The clearest evidence of the thaw in Egyptian-Israeli relations was el-Sisi’s decision in late June to appoint a new Egyptian ambassador to Tel Aviv. The move coincided with Europe’s growing criticism of Israeli settlement activities and Israel’s failure to reach a political settlement over the conflict with the Palestinians as well as escalating efforts by the global Boycott, Divestment, and Sanctions campaign to force Israel to end the occupation of Palestinian land.

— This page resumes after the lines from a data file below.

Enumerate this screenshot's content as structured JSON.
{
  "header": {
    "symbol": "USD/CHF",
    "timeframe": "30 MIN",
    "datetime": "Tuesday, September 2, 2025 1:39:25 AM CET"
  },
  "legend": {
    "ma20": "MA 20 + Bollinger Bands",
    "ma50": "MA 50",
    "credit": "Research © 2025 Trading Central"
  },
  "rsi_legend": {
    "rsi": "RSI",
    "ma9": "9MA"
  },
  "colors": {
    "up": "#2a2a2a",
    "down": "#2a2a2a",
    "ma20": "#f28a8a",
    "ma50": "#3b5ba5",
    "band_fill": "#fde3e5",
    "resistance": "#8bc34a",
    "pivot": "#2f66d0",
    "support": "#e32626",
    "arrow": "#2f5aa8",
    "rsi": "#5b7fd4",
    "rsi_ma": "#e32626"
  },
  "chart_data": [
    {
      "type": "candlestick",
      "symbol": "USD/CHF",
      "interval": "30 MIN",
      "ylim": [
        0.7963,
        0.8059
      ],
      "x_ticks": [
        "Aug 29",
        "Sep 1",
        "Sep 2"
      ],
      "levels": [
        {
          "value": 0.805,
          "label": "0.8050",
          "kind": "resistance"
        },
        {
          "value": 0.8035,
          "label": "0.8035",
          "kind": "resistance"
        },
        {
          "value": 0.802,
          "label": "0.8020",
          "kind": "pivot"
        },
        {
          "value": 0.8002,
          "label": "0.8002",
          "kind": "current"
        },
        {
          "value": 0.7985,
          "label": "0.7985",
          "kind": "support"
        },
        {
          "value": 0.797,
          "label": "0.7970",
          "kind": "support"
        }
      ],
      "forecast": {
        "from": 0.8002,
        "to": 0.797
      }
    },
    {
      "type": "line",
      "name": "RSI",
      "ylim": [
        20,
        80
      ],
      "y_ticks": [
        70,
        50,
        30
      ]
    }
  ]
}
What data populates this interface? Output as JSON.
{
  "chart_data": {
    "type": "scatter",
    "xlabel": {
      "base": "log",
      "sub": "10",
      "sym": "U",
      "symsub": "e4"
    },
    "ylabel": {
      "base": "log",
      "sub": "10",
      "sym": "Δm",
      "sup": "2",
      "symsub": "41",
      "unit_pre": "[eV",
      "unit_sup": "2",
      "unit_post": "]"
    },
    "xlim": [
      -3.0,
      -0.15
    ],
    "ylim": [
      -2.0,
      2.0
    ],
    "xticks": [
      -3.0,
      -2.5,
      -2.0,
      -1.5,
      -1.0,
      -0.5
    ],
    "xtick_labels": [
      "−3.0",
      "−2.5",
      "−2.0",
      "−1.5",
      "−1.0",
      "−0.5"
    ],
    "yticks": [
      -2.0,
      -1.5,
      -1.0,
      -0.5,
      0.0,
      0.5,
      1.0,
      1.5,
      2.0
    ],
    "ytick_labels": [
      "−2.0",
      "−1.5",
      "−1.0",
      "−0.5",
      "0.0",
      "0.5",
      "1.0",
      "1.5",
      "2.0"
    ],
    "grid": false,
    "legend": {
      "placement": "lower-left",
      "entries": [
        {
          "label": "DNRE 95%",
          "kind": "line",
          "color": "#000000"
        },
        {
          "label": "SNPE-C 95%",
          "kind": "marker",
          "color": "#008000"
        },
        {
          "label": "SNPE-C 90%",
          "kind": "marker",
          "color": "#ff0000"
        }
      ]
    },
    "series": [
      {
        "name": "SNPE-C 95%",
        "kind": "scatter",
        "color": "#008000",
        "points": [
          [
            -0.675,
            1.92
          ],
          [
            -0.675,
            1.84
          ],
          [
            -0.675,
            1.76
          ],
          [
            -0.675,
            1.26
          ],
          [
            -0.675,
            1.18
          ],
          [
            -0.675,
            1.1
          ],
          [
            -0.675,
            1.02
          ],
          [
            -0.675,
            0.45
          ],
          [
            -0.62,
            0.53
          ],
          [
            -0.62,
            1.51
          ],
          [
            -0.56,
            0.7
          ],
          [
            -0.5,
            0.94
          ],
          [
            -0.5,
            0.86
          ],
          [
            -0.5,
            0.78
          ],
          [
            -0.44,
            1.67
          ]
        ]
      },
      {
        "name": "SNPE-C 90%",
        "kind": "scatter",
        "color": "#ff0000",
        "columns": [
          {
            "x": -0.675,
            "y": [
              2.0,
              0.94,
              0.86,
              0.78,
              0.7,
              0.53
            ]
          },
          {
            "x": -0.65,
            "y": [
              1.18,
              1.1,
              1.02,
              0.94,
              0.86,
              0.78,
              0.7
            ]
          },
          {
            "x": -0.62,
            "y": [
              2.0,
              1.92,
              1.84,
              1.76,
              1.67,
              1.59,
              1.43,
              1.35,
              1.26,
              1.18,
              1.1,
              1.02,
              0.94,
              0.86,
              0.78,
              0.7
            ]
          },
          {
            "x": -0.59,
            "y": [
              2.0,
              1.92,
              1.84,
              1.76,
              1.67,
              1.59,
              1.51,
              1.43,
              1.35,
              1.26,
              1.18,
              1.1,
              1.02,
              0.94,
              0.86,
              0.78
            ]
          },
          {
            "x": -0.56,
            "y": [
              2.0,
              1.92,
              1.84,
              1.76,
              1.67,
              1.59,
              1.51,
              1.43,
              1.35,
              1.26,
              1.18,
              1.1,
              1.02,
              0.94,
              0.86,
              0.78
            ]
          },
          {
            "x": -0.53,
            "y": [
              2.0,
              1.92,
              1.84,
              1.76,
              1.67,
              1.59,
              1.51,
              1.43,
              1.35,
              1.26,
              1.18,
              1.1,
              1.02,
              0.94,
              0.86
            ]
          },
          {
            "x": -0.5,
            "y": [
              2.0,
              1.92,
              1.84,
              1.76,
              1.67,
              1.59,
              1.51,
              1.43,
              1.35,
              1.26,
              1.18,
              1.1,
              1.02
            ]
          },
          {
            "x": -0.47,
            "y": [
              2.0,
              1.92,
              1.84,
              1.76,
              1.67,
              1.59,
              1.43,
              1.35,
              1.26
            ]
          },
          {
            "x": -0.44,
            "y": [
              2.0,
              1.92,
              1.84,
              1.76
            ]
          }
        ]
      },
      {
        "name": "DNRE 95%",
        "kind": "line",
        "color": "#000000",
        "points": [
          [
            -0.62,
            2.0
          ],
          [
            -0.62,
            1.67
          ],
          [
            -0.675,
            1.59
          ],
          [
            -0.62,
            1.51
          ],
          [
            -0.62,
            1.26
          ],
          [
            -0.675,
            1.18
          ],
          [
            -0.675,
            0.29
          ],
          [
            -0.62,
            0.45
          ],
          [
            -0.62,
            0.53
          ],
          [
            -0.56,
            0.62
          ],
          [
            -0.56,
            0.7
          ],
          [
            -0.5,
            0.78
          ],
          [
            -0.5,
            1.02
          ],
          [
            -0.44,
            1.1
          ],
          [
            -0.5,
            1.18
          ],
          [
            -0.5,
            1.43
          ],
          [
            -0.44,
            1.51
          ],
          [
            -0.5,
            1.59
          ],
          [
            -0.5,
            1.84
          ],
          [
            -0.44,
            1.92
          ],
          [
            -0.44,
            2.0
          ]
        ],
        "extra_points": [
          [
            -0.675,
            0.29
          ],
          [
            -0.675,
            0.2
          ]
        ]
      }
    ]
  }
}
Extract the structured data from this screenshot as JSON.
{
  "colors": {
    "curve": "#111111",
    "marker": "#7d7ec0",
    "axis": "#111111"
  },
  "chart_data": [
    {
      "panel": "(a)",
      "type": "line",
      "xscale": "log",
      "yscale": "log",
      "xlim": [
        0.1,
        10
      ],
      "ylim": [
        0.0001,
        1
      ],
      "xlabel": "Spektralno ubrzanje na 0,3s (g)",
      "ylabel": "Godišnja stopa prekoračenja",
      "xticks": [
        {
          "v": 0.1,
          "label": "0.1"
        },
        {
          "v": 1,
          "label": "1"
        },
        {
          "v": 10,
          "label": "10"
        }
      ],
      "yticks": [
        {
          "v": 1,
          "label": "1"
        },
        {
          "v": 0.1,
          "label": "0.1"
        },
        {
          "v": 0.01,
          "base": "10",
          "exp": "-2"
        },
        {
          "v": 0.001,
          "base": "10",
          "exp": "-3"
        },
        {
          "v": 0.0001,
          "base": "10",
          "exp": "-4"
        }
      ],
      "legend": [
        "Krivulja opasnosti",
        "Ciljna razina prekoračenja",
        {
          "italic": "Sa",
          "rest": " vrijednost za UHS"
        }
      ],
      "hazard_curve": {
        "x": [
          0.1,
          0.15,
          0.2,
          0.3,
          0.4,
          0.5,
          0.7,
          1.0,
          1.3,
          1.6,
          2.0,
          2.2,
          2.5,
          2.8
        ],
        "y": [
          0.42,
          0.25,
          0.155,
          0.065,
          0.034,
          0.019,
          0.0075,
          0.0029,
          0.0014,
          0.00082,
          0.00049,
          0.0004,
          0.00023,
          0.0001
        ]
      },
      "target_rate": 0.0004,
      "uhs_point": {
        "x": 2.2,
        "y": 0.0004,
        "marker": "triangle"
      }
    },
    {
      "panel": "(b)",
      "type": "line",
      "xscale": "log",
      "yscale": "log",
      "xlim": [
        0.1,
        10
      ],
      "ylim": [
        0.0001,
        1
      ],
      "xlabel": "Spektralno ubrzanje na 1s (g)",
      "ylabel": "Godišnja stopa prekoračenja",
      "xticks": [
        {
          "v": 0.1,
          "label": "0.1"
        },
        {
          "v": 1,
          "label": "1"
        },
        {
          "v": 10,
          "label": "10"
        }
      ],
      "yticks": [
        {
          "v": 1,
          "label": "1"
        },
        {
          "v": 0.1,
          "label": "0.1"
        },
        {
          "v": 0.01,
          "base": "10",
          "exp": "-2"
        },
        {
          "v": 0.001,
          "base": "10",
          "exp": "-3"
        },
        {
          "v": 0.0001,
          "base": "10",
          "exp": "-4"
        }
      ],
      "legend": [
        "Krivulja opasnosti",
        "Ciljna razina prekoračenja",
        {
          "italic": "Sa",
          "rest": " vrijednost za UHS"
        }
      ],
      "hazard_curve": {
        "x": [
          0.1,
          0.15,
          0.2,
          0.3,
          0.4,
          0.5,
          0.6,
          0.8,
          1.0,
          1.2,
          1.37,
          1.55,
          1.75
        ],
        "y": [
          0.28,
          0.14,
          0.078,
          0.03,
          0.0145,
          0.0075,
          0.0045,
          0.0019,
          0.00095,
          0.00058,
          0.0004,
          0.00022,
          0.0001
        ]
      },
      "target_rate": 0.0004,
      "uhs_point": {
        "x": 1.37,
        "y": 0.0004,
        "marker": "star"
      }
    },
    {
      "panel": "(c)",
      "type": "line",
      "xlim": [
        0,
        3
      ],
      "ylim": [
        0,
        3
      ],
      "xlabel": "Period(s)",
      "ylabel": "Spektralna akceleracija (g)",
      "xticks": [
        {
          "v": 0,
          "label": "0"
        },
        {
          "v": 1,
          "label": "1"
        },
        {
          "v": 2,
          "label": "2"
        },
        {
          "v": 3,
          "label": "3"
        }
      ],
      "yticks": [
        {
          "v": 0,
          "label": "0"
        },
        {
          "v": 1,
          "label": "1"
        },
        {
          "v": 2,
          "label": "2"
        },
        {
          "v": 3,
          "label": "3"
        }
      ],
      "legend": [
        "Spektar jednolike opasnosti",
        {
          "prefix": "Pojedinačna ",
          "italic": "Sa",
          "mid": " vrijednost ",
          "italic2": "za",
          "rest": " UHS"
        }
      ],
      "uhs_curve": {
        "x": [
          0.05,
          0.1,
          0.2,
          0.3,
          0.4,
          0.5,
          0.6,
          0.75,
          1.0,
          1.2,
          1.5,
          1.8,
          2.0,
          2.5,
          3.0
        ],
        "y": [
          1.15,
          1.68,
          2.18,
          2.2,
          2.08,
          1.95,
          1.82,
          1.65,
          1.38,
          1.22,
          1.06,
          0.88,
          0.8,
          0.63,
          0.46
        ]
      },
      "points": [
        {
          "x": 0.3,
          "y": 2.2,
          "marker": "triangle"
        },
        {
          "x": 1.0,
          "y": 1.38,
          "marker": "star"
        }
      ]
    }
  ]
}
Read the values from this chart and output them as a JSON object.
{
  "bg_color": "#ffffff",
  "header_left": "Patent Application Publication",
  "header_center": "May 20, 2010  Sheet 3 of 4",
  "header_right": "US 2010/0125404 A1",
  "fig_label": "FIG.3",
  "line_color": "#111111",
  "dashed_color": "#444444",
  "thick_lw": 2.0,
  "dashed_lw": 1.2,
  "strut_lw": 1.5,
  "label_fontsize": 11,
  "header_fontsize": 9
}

It is hardly surprising, therefore, to see Israel helping el-Sisi’s regime to gain international legitimacy. US and Israeli media have revealed that Israel and the Israel lobby exerted tremendous pressure on both the US administration and Congress not to call el-Sisi’s rise to power a military coup. Israel also convinced the US Senate to back down from its objection to provide Egypt with Apache helicopters to fight jihadists in Sinai. Israel’s intervention to secure US weapons for an Arab country is unprecedented in the history of the region and proof of the dramatic changes that have followed Egypt’s Arab Spring.